Ayrıca dünya imparatoru olabilmek için önemli deniz ticaret yollarına hakim olmak gerektiğini savunan Mahan'ın teorisini düşünecek olursak Hürmüz Boğazı, Aden Körfezi, Babel Mendep Boğazı, Süveyş Körfezi ve Cebelitarık Boğazı da bu bölgede yer almaktadır. Bir dünya gücü olmak isteyen ülkenin bu bölgeyi göz ardı ederek dünya gücü olma şansı yoktur bu bağlamda Osmanlı Devleti, 

Birleşik krallık ve Soğuk Savaş sırasında ABD ve SSCB bölgeyi etkileri altına alarak güçlenmişleridir. 

  Bölgenin bu kadar önemli olması en nihayetinde bölge insanlarına ekonomik ve demokratik zenginlikler yerine acı ve istikrarsızlık getirmiştir. 

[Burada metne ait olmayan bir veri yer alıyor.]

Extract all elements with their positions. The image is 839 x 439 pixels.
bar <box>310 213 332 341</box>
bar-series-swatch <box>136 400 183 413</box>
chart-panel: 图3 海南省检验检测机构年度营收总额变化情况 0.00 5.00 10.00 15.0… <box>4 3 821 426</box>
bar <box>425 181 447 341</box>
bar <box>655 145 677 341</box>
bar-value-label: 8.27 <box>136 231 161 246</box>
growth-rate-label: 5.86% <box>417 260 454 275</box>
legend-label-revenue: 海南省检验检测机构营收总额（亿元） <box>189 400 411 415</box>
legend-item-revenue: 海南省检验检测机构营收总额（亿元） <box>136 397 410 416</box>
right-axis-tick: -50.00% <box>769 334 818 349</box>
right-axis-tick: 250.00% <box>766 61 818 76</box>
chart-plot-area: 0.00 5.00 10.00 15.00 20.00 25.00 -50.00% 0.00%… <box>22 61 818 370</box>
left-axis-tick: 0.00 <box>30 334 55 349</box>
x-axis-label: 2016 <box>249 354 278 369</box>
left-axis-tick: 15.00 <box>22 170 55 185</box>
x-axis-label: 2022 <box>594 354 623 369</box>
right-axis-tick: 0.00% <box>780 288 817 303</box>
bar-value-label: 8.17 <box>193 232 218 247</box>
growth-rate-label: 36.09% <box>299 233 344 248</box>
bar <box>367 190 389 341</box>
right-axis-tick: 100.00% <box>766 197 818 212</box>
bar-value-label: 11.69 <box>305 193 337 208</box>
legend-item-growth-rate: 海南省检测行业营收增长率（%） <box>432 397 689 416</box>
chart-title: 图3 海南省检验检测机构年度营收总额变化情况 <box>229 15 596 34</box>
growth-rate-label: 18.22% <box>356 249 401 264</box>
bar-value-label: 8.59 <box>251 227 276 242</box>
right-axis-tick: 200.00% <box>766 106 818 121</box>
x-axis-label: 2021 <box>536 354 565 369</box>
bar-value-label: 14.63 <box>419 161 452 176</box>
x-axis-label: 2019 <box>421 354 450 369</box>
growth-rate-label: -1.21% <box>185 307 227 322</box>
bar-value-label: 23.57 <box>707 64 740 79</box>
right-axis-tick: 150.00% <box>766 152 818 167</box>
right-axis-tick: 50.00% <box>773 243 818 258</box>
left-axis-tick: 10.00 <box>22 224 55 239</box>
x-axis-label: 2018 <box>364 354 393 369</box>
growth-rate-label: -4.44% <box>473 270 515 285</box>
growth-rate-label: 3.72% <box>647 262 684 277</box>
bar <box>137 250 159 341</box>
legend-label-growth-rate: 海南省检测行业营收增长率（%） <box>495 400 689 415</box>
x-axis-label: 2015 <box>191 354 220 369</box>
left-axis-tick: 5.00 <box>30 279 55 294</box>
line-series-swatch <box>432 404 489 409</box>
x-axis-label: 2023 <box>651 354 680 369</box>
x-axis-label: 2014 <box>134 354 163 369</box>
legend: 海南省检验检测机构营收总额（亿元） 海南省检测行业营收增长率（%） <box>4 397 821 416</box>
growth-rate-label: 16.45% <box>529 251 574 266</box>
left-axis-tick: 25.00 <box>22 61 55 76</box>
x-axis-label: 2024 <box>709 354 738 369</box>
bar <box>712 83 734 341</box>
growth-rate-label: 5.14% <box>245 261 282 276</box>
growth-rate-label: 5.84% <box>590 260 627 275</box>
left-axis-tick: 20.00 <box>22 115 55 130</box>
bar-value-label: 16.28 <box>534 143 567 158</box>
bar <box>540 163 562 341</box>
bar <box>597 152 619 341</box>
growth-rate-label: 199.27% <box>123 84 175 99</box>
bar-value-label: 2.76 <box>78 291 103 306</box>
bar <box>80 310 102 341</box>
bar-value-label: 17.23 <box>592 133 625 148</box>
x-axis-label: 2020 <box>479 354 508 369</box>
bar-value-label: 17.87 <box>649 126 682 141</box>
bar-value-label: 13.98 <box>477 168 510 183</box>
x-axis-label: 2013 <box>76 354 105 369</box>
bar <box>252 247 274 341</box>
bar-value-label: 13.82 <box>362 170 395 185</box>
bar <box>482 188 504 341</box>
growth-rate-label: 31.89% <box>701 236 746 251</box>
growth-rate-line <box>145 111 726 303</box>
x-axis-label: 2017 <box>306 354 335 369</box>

Bölge aktörlerinin merkezinde ki insanlar bölgeyi etkilemeye çalışan büyük güçlerle daimi bir dostluk aramaya çalışırken-birkaç örnek hariç- bu dostluğu kendi halklarıyla paylaşmamış veya Suud Hanedanlığı gibi az paylaşmışlardır.Bölgenin çok dinamik ve değişken olması sonucunda gerekli diplomatik manevraları yapamayan ülkeler olumsuz etkilenmiş ve olumsuz etkilenmeye devam etmektedir. Arap devrimlerine kadar olan dönemde ABD ülkelerin kendi yanlarında olan rejimleri desteklerken karşı olan rejimleri demokratik olmadığı gerekçesiyle ötekileştirmeye ve izole etmeye çalışmıştır. ABD'nin desteklediği rejimlerin ne kadar demokratik olduğunun ABD, Avrupa veya bölge aktörleri tarafından değerlendirilmeye alınmaması ve bu rejimlerin bir gecede kötü ilan edilmesi de aydınlatılması gerekilen bir husus olup  tarihin ilerde açıkça aydınlatacağına kalpten inandığımızı belirtmek isterim.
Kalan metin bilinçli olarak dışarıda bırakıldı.